Lately, as I’ve been whiling away the hours on social media, I’ve seen more and more posts like this:
“I wish I could log on to [social media platform] without seeing posts about politics”
“[Celebrities x] shouldn’t be talking politics”
“I’m so glad [carefree event] is distracting me from politics!”
Posts like these boil down to “I want a break from politics.” To a degree, I get it. The people posting such things probably slogged through a long day full of personal worries only to open their social media feed and see people arguing in the comments of a shared news article or photos touting ideas they may not agree with. They expect social media (and celebrities, TV shows, etc.) to entertain them, to deliver them from unpleasantness.
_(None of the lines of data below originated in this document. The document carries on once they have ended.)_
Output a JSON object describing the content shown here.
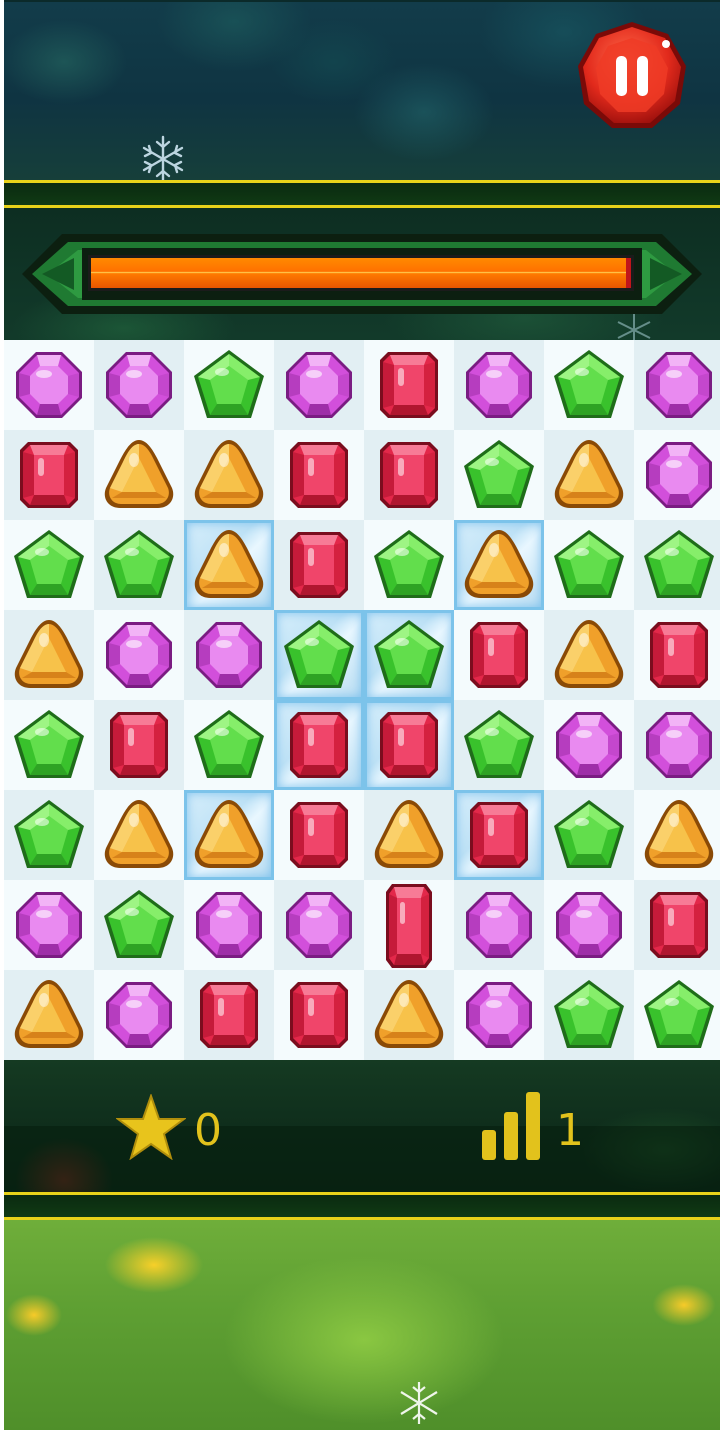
{
  "hud": {
    "score": "0",
    "level": "1",
    "progress_fraction": 0.99
  },
  "icons": {
    "pause": "pause-icon",
    "score": "star-icon",
    "level": "signal-bars-icon",
    "decor": "snowflake-icon"
  },
  "colors": {
    "accent_gold": "#e2c21c",
    "bar_border": "#e8d21a",
    "pause_red": "#e22a1c",
    "progress_fill": "#ff7a00",
    "progress_track": "#c0151b"
  },
  "board": {
    "rows": 8,
    "cols": 8,
    "gems": [
      [
        "purple",
        "purple",
        "green",
        "purple",
        "red",
        "purple",
        "green",
        "purple"
      ],
      [
        "red",
        "orange",
        "orange",
        "red",
        "red",
        "green",
        "orange",
        "purple"
      ],
      [
        "green",
        "green",
        "orange",
        "red",
        "green",
        "orange",
        "green",
        "green"
      ],
      [
        "orange",
        "purple",
        "purple",
        "green",
        "green",
        "red",
        "orange",
        "red"
      ],
      [
        "green",
        "red",
        "green",
        "red",
        "red",
        "green",
        "purple",
        "purple"
      ],
      [
        "green",
        "orange",
        "orange",
        "red",
        "orange",
        "red",
        "green",
        "orange"
      ],
      [
        "purple",
        "green",
        "purple",
        "purple",
        "red-tall",
        "purple",
        "purple",
        "red"
      ],
      [
        "orange",
        "purple",
        "red",
        "red",
        "orange",
        "purple",
        "green",
        "green"
      ]
    ],
    "ice": [
      [
        2,
        2
      ],
      [
        2,
        5
      ],
      [
        3,
        3
      ],
      [
        3,
        4
      ],
      [
        4,
        3
      ],
      [
        4,
        4
      ],
      [
        5,
        2
      ],
      [
        5,
        5
      ]
    ]
  }
}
They didn’t come to Facebook, Twitter, or what have you to engage with current events, or to think about upsetting things. They just wanted to see pictures of puppies cuddling with babies or read an update on their friend’s weekend plans. They didn’t ask to be confronted with strong viewpoints they never considered. They didn’t ask to feel guilty for scrolling past them.
But unfortunately for people begging for a break from politics, they won’t be getting one any time soon, and I’m not sure they deserve one. For many complaining about the inundation of politics in places where they “shouldn’t” be, avoiding politics is as easy as logging off. I know that in my own life, I spent years worrying about my friends, my family, school, and not much else. My first real encounters with political issues outside my hometown were on Tumblr, and they eventually spilled over onto the other social media platforms I used. While I’ve since gone out of my way to stay informed on politics through classes, articles, and, yes, social media, theoretically I could quit at any time. I could stop opening links to videos of protests that my friends share, I could simply stop reading the news. I could screen the opinions I see online, and my life would be much the same. So what if Trump became president? I would still go to college, still find a job, still watch cat videos online, albeit after quickly scrolling past substantially more irrelevant political arguments.
However, if my exposure to politics thus far has taught me anything, it’s that just because your life would be unaffected if the next president was a potato (and as we know, the current worse-case scenario would be a lot worse), and therefore you can get away with ignoring politics, does not mean you should. Willfully ignoring politics at all times to carry on with a carefree life is, at the least willfully ignorant and at the worst worst, lazy, selfish, and harmful to others.
Politics may seem abstract and annoying when it’s getting in the way of your well-deserved mental break, but the consequences of political arguments, whether online or on the House floor, are real. Politics is behind the mother looking out the window at her son as he leaves for school, hoping he doesn’t run into a bad cop. Politics is behind the vendor at a farmers’ market posting a sign to his tent saying food stamps are accepted. Politics is behind the girl clearing her work schedule so she has time for the long trip to one of two Planned Parenthood centers in her state. Politics is not fun to talk about, and its consequences are not as innocently amusing as a Tasty video, but it is necessary to talk about, and while many of us live (or believe we live) apolitically offline, social media is a realm where politics absolutely has a place. Honestly, when these online spaces are designed to grant people voices and (in the case of celebrities especially) substantially large and attentive audiences for those voices, what better place is there for political discussion?
I’m not saying everyone needs to stop posting jokes and vacation photos and share nothing but heavily researched political treatises. Everyone deserves to give themselves time to breathe and heal from whatever challenges they face throughout the day, and social media may be the place to provide that. But while many (including myself, if we’re being honest) may live relatively shielded from the consequences of political actions and be able to afford to extend our break from challenging topics indefinitely, many more can’t, and we owe it to them to expend some mental energy engaging with politics. We should do our best to embrace politics when we encounter it on our feeds, and use those encounters as jumping off points to seek politics elsewhere and stay informed, especially during a critical election season. At the very least, if after reading this you still want to continue living apolitically, I can promise if politics aren’t eradicated from your feed, you’ll live. God knows it’s easy enough to keep scrolling past it.